A simple plan, really. Inspector Khawar and his men would take a shackled prisoner to an abandoned uranium mine in the hills, shoot him, and call it an "encounter" - that handy Pakistani police euphemism for an extrajudicial killing that sounds like a romantic blind date. But somehow, the universe decided that today was not the day for tidy paperwork and a cricket-highlights-filled evening.
Khawar, a newly promoted inspector overseeing his first encounter, found himself second-guessing everything. The original plan to shoot the man near the police station was scrapped because too many day laborers knew the victim - Usmaan, a mid-40s farmer who looked a decade older - and that would create "complications." So instead, they dragged him to the hills near the uranium mines, where yellow sludge slides down the hills and locals complain about mysterious illnesses in their children and livestock.
Usmaan's crime? He'd been dumping dead animals - cows, buffalo, goats - on Sakhi Sarwar Road, the main route to a popular shrine, to protest the environmental damage from the mines. "No one cared," he said, "so I had to make people see." Unfortunately, his blockades forced pilgrims onto back roads where a new gang of dacoits robbed them. When Khawar couldn't find the actual gang leaders, he decided that killing Usmaan would be "good enough" to restore the district's reputation.

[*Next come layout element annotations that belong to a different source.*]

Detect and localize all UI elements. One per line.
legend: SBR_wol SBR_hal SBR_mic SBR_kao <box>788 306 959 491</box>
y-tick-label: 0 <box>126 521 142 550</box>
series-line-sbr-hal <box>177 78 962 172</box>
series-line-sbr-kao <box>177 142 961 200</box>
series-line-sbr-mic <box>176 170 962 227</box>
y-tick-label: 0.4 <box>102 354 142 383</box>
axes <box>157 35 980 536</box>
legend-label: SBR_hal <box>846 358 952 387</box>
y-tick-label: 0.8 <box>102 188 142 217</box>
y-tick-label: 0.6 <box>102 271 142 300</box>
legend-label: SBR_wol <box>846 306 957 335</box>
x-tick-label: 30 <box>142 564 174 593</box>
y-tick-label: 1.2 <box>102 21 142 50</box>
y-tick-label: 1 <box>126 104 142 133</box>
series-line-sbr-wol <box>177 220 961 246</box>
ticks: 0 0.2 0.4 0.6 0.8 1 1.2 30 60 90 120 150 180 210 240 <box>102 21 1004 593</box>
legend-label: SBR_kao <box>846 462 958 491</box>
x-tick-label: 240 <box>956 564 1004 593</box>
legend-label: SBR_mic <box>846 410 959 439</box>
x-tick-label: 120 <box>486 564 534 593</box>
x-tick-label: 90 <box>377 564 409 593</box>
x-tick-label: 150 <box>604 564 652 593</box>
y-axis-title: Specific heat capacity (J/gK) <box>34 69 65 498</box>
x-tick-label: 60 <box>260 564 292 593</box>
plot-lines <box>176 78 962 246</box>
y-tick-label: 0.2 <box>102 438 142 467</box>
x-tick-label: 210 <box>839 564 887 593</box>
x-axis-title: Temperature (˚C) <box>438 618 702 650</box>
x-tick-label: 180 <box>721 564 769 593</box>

But the execution went off the rails. The constables couldn't get the chains off. Khawar couldn't bring himself to pull the trigger. Usmaan gave a passionate speech about loving his animals, his son's breathing problems, and the buried barrels of poison. Then, astonishingly, he agreed to run so they could shoot him in the back - standard encounter protocol - and he sprinted off into the hills. The constables fired and fired. He kept running. They chased him over a ridge. And then… nothing. He vanished. No ditch, no body, no explanation. After an hour and a half of searching, they drove back to DG Khan in silence, with Pervaiz asleep and Musa chewing his fingernails.
Inspector Salim Mirza of Karachi, legendary for his hundreds of encounters, would not have tolerated this nonsense. But Khawar is left with a dead man's ghost, a missing corpse, and the sinking feeling that the universe has a sense of humor - just not the kind that helps you file your paperwork.